The smile in Beau's voice was like fingernails to a chalkboard.
"Mandy ought to appreciate that."
"Mandy is the one who introduced us. She picked Lyssa up from the airport."
"Your wife is very nice," she said, the smile in her voice so obvious that it had Cody gritting his teeth. She hadn't talked to him that way.
"Great, so everyone knows everyone now. Everyone likes everyone. Now I can leave."
Beau's sigh was more of a grunt. "Well, if it were my choice I'd haul you out to the back of the barn and beat you with a board like an old rug just for your rudeness. We were raised better than to treat our guest with so little hospitality."
"I learned from you."
"Hey, you were still getting your dirty diaper changed when I was standing up by the—"
No one answered and Cody took the few seconds of silence to calm himself.
"Sorry about that, ma'am," Beau finally said, quietly.
"Lyssa," she corrected, her voice soft and sweet as summer rain. It irked Cody to no end how the smoothness of her voice changed when talking to Beau. With him, she'd been sharp, her voice holding little of the warmth he heard now.
He supposed he deserved it. No, he had deserved it. He'd been a horse's behind earlier. Had he been this ill-mannered with company as a child he probably would have been hauled out behind the barn for a whippin' by his old man.
Cody turned to leave, and a wave of panic smacked him square in the chest. His head began to swim when he realized he had nothing to hold on to, nothing to ground him but the vast earth beneath his feet. Somehow in the commotion of the dog, the conversation, he'd gotten himself turned around and now had no idea which direction to take back to the house.

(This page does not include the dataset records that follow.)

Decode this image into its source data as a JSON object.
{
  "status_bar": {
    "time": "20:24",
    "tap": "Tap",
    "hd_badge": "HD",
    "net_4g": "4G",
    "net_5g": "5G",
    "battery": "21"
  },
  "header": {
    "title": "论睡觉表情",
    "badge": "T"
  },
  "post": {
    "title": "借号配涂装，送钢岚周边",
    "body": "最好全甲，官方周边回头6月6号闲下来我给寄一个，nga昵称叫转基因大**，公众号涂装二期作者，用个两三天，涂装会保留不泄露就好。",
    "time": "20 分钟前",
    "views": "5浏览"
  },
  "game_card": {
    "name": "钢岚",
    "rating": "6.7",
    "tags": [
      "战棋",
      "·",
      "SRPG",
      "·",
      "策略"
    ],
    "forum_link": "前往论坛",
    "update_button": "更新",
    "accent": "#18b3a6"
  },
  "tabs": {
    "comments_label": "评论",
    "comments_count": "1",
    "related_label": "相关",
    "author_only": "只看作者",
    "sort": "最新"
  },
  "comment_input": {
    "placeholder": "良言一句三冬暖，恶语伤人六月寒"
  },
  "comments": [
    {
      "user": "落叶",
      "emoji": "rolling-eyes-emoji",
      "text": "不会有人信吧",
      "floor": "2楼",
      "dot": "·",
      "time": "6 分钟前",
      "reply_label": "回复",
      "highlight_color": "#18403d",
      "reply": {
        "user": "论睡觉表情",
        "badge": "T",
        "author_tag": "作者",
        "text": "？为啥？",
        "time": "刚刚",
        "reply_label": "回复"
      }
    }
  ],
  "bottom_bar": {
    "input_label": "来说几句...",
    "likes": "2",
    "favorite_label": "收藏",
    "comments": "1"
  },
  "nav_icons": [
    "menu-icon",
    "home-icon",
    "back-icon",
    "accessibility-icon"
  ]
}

He hated it. Hated the helplessness consuming him. Hated even more that now he was forced to swallow a baseball-sized lump of pride and ask for help.

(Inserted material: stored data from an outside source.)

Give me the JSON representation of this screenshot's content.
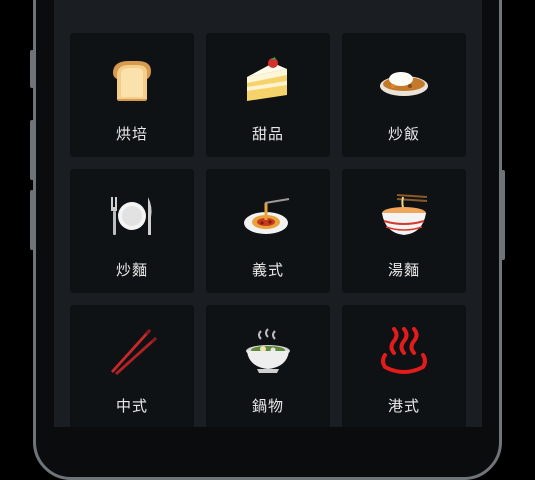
{
  "menu": {
    "items": [
      {
        "label": "烘培",
        "icon": "bread-icon"
      },
      {
        "label": "甜品",
        "icon": "cake-icon"
      },
      {
        "label": "炒飯",
        "icon": "curry-rice-icon"
      },
      {
        "label": "炒麵",
        "icon": "plate-fork-knife-icon"
      },
      {
        "label": "義式",
        "icon": "spaghetti-icon"
      },
      {
        "label": "湯麵",
        "icon": "noodle-soup-icon"
      },
      {
        "label": "中式",
        "icon": "chopsticks-icon"
      },
      {
        "label": "鍋物",
        "icon": "hot-pot-icon"
      },
      {
        "label": "港式",
        "icon": "hot-springs-icon"
      }
    ]
  },
  "colors": {
    "screen_bg": "#1a1e23",
    "tile_bg": "#0f1215",
    "label_text": "#e8e8e8",
    "frame": "#6f7478"
  }
}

"I need to finish up with Sweet Sassy's Smile before I can get back to the Double T. Maybe you can talk this old bag into showing you around, Lyssa. It was nice meeting you."
To Cody, Beau said, "Sassy's coming along real nice. You ought to think about coming out to see her. I can't imagine why but I think she misses you."

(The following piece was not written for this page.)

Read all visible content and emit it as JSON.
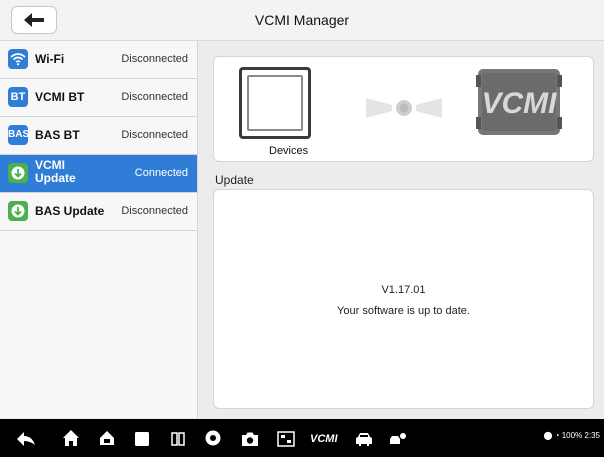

Cody's heart squeezed. Sweet Sassy's Smile, his four-year-old cutting horse, was his pride and joy. For two years he'd been training her every day. That is, until the accident. He'd never felt more connected to any living creature as he did when he was riding her, whether in the arena or out in the fields. It had been a long time. Too long. It hurt too much.
"You think about it." Cody could hear Beau's wide strides move along the grass, then hit the dry dirt as he walked away.
A cold ache settled inside him. He shouldn't be at war with his brother. The things they'd argued about as kids didn't matter now, and maybe they never had. But to hear Beau talking about Sassy, knowing he was enjoying the very thing that had driven Cody his whole life, tore into his soul.
Now Beau was gone and he was alone with Lyssa, the savior his father brought to the ranch to exorcise the demons from his son's soul. Or at least get him a little further than from the house to the pool.
A gust of breeze kicked up some dust and blew it his way. He had no choice, Cody realized. Asking Lyssa for help now would be like saying yes to this ridiculous plan they all had to bring him out into the world again.
Just get it over with, he told himself sharply. He could lock himself in his room later if he wanted. Until then he could handle this much humiliation.
Before he could push the words past the prideful lump in his throat, Lyssa said, "I need to unpack my things and put out a bowl of water for Otis. If you don't mind, I would appreciate you showing me to my room."
He would have sighed with relief if he didn't catch himself. "Showing" Lyssa to her room would be easy as long as he kept up conversation and followed her to the house.
Maybe she knew that or sensed his panic. If his father had hired her, she must have been working with the blind for some time and knew he was standing there practically wetting his pants with fear. She was a smart woman for handling him when he didn't want to be handled at all and for that, a smile crept up inside him.
"After you," he said smoothly. And thank God, he couldn't see her smug smile.